Wer bei der "grande dame" der französischen Literatur logiert, der muss auch die Attitüde des Intellektuellen pflegen, der muss Roland Barthes lesen (ohne ihn zu verstehen), sich mit seinem äußeren Erscheinungsbild - je nach Gemütslage - entweder an Sartre oder an Hemingway orientieren und im LSD-Rausch den Eiffelturm erklimmen. "Ich wusste nicht recht, welchen Lebensweg ich einschlagen sollte, und bildete mir ein, schwermütig zu sein sei eleganter und kleidsamer für einen armen jungen Mann, als sich in Zuversicht zu hüllen", lässt Vila-Matas seinen intellektuellen Posenspieler referieren. Straßen, Plätze, Cafés, Hotels und viele bekannte Figuren aus dem Paris der 70er Jahre lässt Vila-Matas vor dem Auge des Lesers Revue passieren. "Ich kenne keine größere Wahrheit als die, unsere eigene Identität zu ironisieren", bekennt der Autor. Und dies ist ihm wahrlich meisterhaft gelungen.
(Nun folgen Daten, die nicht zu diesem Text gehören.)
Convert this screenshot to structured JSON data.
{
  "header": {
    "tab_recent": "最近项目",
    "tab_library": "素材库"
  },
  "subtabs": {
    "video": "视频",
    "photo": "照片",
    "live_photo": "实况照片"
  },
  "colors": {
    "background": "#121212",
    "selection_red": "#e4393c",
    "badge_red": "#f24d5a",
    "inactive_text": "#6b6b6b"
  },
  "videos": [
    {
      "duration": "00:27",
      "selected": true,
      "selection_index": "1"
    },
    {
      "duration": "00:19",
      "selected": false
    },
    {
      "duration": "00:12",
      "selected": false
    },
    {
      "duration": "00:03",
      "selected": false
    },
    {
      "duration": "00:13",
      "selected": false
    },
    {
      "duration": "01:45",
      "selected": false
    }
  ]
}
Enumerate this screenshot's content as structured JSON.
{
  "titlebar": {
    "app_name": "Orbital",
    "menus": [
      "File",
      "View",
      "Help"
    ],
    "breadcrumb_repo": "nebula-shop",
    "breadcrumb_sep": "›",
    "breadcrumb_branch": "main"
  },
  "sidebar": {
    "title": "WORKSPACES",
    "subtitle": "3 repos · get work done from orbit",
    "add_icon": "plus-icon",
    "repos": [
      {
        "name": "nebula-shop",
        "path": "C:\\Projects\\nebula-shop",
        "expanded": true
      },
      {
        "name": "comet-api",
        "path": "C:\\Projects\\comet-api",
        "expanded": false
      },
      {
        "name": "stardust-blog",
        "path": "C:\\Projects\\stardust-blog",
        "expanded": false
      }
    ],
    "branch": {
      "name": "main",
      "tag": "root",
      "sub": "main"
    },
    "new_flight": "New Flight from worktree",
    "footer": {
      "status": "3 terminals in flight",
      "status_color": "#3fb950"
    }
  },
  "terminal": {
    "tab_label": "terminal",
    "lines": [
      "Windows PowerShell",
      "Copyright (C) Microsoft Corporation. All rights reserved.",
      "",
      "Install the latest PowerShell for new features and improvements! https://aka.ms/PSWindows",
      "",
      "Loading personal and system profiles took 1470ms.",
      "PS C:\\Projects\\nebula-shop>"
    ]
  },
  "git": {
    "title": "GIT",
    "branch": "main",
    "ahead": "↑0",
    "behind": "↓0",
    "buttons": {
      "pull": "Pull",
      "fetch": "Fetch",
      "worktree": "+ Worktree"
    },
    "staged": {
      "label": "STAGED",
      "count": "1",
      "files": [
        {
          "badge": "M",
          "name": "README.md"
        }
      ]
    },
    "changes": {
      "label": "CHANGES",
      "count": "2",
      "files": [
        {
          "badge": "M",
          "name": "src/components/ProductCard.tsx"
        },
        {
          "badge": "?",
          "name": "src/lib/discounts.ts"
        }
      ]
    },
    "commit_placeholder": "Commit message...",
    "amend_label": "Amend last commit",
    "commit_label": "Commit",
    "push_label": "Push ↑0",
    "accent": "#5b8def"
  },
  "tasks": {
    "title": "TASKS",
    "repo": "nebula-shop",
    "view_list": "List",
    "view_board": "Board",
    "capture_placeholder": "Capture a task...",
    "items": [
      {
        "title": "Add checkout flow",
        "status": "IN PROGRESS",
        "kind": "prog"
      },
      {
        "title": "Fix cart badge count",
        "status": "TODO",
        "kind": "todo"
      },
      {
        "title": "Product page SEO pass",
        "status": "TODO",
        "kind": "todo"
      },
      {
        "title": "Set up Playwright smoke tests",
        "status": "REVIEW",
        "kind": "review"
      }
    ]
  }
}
Um eine andere Form des Identitätswechsels geht es in Unai Elorriagas bisher einzigem in deutscher Sprache vorliegenden Roman, der im Untertitel "Der Himmel über Nepal" heißt. Protagonist Lucas ist ein betagter Mann, dessen Bewusstsein durch eine fortschreitende Demenz ständig zwischen Gegenwart und Vergangenheit pendelt. Seine Frau Rosa, die er in der Straßenbahn kennen lernte, und sein Bruder sind längst gestorben; als Vertraute stehen ihm seine Schwester Maria und der junge Straßenmusiker Marco zur Seite. Als Kind hatte Lucas große Freude an hohen Bergen, und beim Treppensteigen fühlte er sich mit Maria ins Hochgebirge versetzt und wollte mit ihr den über 8.000 Meter hohen Shisha Pangma bezwingen.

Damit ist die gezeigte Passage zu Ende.